O pedido foi adotado pela 1ª vara de Órfãos e Sucessões da Capital e por nove fóruns no interior do Estado. Na semana passada, o Tribunal de Justiça publicou um aviso conjunto de que o uso de terno e gravata é facultativo até 21 de março nas dependências dos fóruns e em despachos com juízes de primeiro grau, mas continua obrigatório em audiências. Oliveira diz que recebeu a decisão com "certa apreensão". "Foi um avanço, pois a decisão reconhece os males do calor para a saúde. A dispensa, no entanto, tem abrangência muito limitada", diz. Segundo ele, a campanha da Caarj vai continuar a buscar uma maior conscientização junto a advogados, clientes e o poder judiciário.

Em São Paulo e nas outras cinco cidades onde está presente, o escritório de advocacia Machado Meyer já adota há anos o "casual summer", costume comum em Nova York que foi importado pelo escritório brasileiro por causa do contato com clientes estrangeiros, segundo o sócio Celso da Costa. De primeiro de novembro a 30 de março o "dress code" do escritório permite que a vestimenta dos advogados seja diariamente a mesma das sextas-feiras ao longo do ano: calça social e camisa, sem paletó ou gravata, no caso dos homens, e roupas mais leves e menos formais no caso das mulheres. Peças como jeans, leggings ou tênis continuam fora das opções.

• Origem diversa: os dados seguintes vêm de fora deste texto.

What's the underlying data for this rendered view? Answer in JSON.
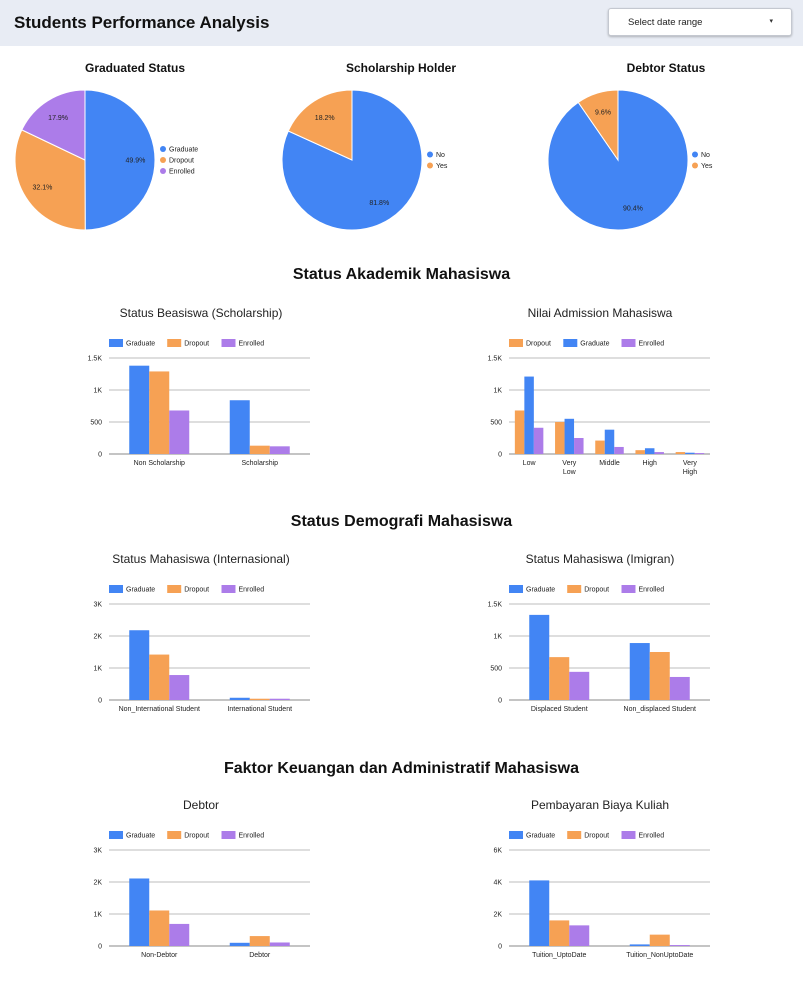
{
  "header": {
    "title": "Students Performance Analysis",
    "date_range_label": "Select date range",
    "date_range_caret": "▾"
  },
  "sections": {
    "akademik": "Status Akademik Mahasiswa",
    "demografi": "Status Demografi Mahasiswa",
    "keuangan": "Faktor Keuangan dan Administratif Mahasiswa"
  },
  "colors": {
    "graduate": "#4285f4",
    "dropout": "#f6a154",
    "enrolled": "#ac7ce9",
    "no": "#4285f4",
    "yes": "#f6a154",
    "gridline": "#bdbdbd",
    "text": "#222222"
  },
  "chart_data": [
    {
      "id": "graduated",
      "type": "pie",
      "title": "Graduated Status",
      "labels": [
        "Graduate",
        "Dropout",
        "Enrolled"
      ],
      "values": [
        49.9,
        32.1,
        17.9
      ],
      "value_labels": [
        "49.9%",
        "32.1%",
        "17.9%"
      ],
      "legend": "right"
    },
    {
      "id": "scholarship",
      "type": "pie",
      "title": "Scholarship Holder",
      "labels": [
        "No",
        "Yes"
      ],
      "values": [
        81.8,
        18.2
      ],
      "value_labels": [
        "81.8%",
        "18.2%"
      ],
      "legend": "right"
    },
    {
      "id": "debtor_status",
      "type": "pie",
      "title": "Debtor Status",
      "labels": [
        "No",
        "Yes"
      ],
      "values": [
        90.4,
        9.6
      ],
      "value_labels": [
        "90.4%",
        "9.6%"
      ],
      "legend": "right"
    },
    {
      "id": "beasiswa",
      "type": "bar",
      "title": "Status Beasiswa (Scholarship)",
      "categories": [
        "Non Scholarship",
        "Scholarship"
      ],
      "series": [
        {
          "name": "Graduate",
          "values": [
            1380,
            840
          ]
        },
        {
          "name": "Dropout",
          "values": [
            1290,
            130
          ]
        },
        {
          "name": "Enrolled",
          "values": [
            680,
            120
          ]
        }
      ],
      "ylim": [
        0,
        1500
      ],
      "yticks": [
        0,
        500,
        1000,
        1500
      ],
      "ytick_labels": [
        "0",
        "500",
        "1K",
        "1.5K"
      ],
      "legend": "top-left",
      "grid": true
    },
    {
      "id": "admission",
      "type": "bar",
      "title": "Nilai Admission Mahasiswa",
      "categories": [
        "Low",
        "Very Low",
        "Middle",
        "High",
        "Very High"
      ],
      "series": [
        {
          "name": "Dropout",
          "values": [
            680,
            500,
            210,
            60,
            30
          ]
        },
        {
          "name": "Graduate",
          "values": [
            1210,
            550,
            380,
            90,
            20
          ]
        },
        {
          "name": "Enrolled",
          "values": [
            410,
            250,
            110,
            30,
            15
          ]
        }
      ],
      "ylim": [
        0,
        1500
      ],
      "yticks": [
        0,
        500,
        1000,
        1500
      ],
      "ytick_labels": [
        "0",
        "500",
        "1K",
        "1.5K"
      ],
      "legend": "top-left",
      "grid": true
    },
    {
      "id": "internasional",
      "type": "bar",
      "title": "Status Mahasiswa (Internasional)",
      "categories": [
        "Non_International Student",
        "International Student"
      ],
      "series": [
        {
          "name": "Graduate",
          "values": [
            2180,
            70
          ]
        },
        {
          "name": "Dropout",
          "values": [
            1420,
            40
          ]
        },
        {
          "name": "Enrolled",
          "values": [
            780,
            40
          ]
        }
      ],
      "ylim": [
        0,
        3000
      ],
      "yticks": [
        0,
        1000,
        2000,
        3000
      ],
      "ytick_labels": [
        "0",
        "1K",
        "2K",
        "3K"
      ],
      "legend": "top-left",
      "grid": true
    },
    {
      "id": "imigran",
      "type": "bar",
      "title": "Status Mahasiswa (Imigran)",
      "categories": [
        "Displaced Student",
        "Non_displaced Student"
      ],
      "series": [
        {
          "name": "Graduate",
          "values": [
            1330,
            890
          ]
        },
        {
          "name": "Dropout",
          "values": [
            670,
            750
          ]
        },
        {
          "name": "Enrolled",
          "values": [
            440,
            360
          ]
        }
      ],
      "ylim": [
        0,
        1500
      ],
      "yticks": [
        0,
        500,
        1000,
        1500
      ],
      "ytick_labels": [
        "0",
        "500",
        "1K",
        "1.5K"
      ],
      "legend": "top-left",
      "grid": true
    },
    {
      "id": "debtor",
      "type": "bar",
      "title": "Debtor",
      "categories": [
        "Non-Debtor",
        "Debtor"
      ],
      "series": [
        {
          "name": "Graduate",
          "values": [
            2110,
            100
          ]
        },
        {
          "name": "Dropout",
          "values": [
            1110,
            310
          ]
        },
        {
          "name": "Enrolled",
          "values": [
            690,
            110
          ]
        }
      ],
      "ylim": [
        0,
        3000
      ],
      "yticks": [
        0,
        1000,
        2000,
        3000
      ],
      "ytick_labels": [
        "0",
        "1K",
        "2K",
        "3K"
      ],
      "legend": "top-left",
      "grid": true
    },
    {
      "id": "biaya",
      "type": "bar",
      "title": "Pembayaran Biaya Kuliah",
      "categories": [
        "Tuition_UptoDate",
        "Tuition_NonUptoDate"
      ],
      "series": [
        {
          "name": "Graduate",
          "values": [
            4100,
            100
          ]
        },
        {
          "name": "Dropout",
          "values": [
            1600,
            710
          ]
        },
        {
          "name": "Enrolled",
          "values": [
            1290,
            60
          ]
        }
      ],
      "ylim": [
        0,
        6000
      ],
      "yticks": [
        0,
        2000,
        4000,
        6000
      ],
      "ytick_labels": [
        "0",
        "2K",
        "4K",
        "6K"
      ],
      "legend": "top-left",
      "grid": true
    }
  ]
}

"Os advogados sempre serão os últimos a abandonar a formalidade, é algo inerente à profissão", diz Costa. Para o sócio, além de propiciar maior conforto para os profissionais durante o verão, a política também representa uma evolução das convenções daquilo que representa qualidade no serviço prestado. "O cliente quer o trabalho bem feito e um bom atendimento, e que as pessoas estejam vestidas adequadamente - e esse 'adequadamente' muda de acordo com o contexto", afirma.

O Itaú Unibanco aboliu a necessidade do uso de gravatas em 2011, quando reformulou o "dress code" da empresa. Hoje, o traje formal só é exigido entre profissionais que têm contato direto com clientes. "É importante trazer essa informalidade sem esquecer quem está do outro lado. A roupa formal para quem lida diretamente com o público ainda é muito do que representa ser um banco, ter a seriedade da responsabilidade de lidar com o dinheiro da pessoa", explica a superintendente de desenvolvimento organizacional Renata Oliveira.

Hoje o "dress code" casual profissional - identificado pelo uso de camisa social e calça, mas sem necessidade de gravata ou paletó - já chega até a presidência do banco. "Colocamos na balança e vimos que é possível ser uma empresa séria, com responsabilidade, e ao mesmo tempo ter essa informalidade no ambiente de trabalho", diz Renata.

Para quem estiver considerando "burlar" as exigências da empresa no verão ou em qualquer outra época, a consultora Silvana reforça que a imagem no meio profissional ainda pesa muito. "Um traje impróprio pode desviar a atenção da sua mensagem. Elementos neutros fazem o discurso falar mais alto que a aparência", afirma.